Australia to enact law to safeguard its institutions against foreign influences

China has been accused, although it has promptly denied, of trying to influence Australia’s political system and systemic government institutions.

On Tuesday, Australia said it plans on introducing reforms, by the end of this year, to combat covert political influence and foreign interference which could pose a threat to its political system and economy.

Australia’s attorney general George Brandis told the country’s parliament, the decision to improve safeguards follows a review of Australia’s espionage and foreign interference laws and will include legislation to ban foreign political donations.

“Espionage and covert foreign interference can cause immense harm to our national sovereignty, to the safety of our people, to our economic prosperity, and to the very integrity of Australian democracy,” said Brandis.

He went on to add, policies modeled, in part, on the U.S. Foreign Agents Registration Act, which requires institutions and individuals, who make a donation to declare if they are acting on behalf of a foreign power to influence the political processes.

Although Brandis did not specifically mention countries which the forthcoming legislation targets, there has been growing concerns of China extending its influence in the country.

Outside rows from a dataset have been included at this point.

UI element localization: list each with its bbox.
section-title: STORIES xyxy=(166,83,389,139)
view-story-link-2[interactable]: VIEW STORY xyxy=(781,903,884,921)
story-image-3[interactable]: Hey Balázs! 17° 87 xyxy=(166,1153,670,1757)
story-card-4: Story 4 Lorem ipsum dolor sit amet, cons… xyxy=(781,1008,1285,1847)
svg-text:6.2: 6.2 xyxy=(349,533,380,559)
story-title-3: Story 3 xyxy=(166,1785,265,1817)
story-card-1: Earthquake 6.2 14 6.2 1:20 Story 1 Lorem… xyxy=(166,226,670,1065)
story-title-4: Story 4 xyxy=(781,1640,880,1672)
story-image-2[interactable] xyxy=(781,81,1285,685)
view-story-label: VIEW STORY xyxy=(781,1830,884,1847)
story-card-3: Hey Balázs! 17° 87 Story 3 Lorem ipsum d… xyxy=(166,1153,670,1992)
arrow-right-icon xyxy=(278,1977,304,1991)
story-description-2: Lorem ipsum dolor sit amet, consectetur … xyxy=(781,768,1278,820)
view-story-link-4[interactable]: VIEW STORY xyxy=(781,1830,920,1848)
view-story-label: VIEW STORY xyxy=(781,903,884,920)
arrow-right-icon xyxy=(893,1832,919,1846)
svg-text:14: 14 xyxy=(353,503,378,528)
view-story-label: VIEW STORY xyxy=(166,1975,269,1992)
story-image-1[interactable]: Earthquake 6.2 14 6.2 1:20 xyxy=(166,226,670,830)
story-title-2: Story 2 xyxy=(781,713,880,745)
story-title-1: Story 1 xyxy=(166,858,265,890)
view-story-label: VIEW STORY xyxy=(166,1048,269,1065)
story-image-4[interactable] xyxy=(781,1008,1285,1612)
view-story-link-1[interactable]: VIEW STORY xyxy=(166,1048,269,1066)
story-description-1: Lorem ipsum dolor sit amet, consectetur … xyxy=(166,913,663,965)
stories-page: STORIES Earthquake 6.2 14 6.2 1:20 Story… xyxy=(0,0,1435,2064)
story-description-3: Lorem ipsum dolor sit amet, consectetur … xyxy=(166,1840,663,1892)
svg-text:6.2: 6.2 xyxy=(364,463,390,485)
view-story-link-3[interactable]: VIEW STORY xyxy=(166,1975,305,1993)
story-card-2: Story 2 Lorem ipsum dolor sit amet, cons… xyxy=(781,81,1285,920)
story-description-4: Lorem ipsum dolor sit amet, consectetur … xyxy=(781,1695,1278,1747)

In June, Fairfax Media and the Australian Broadcasting Corporation had reported, there had been a concerted and widespread attempt by China and its proxies to “infiltrate” the Australian political institutions and its process in order to promote their own vested interests.

China had dismissed the accusation as “totally unfounded and irresponsible”.

This week, one of Australia’s largest independent publishers had stated it would delay the publication of a book, which alleged that the Chinese government had tried to influence Australian institutions, out of legal concerns.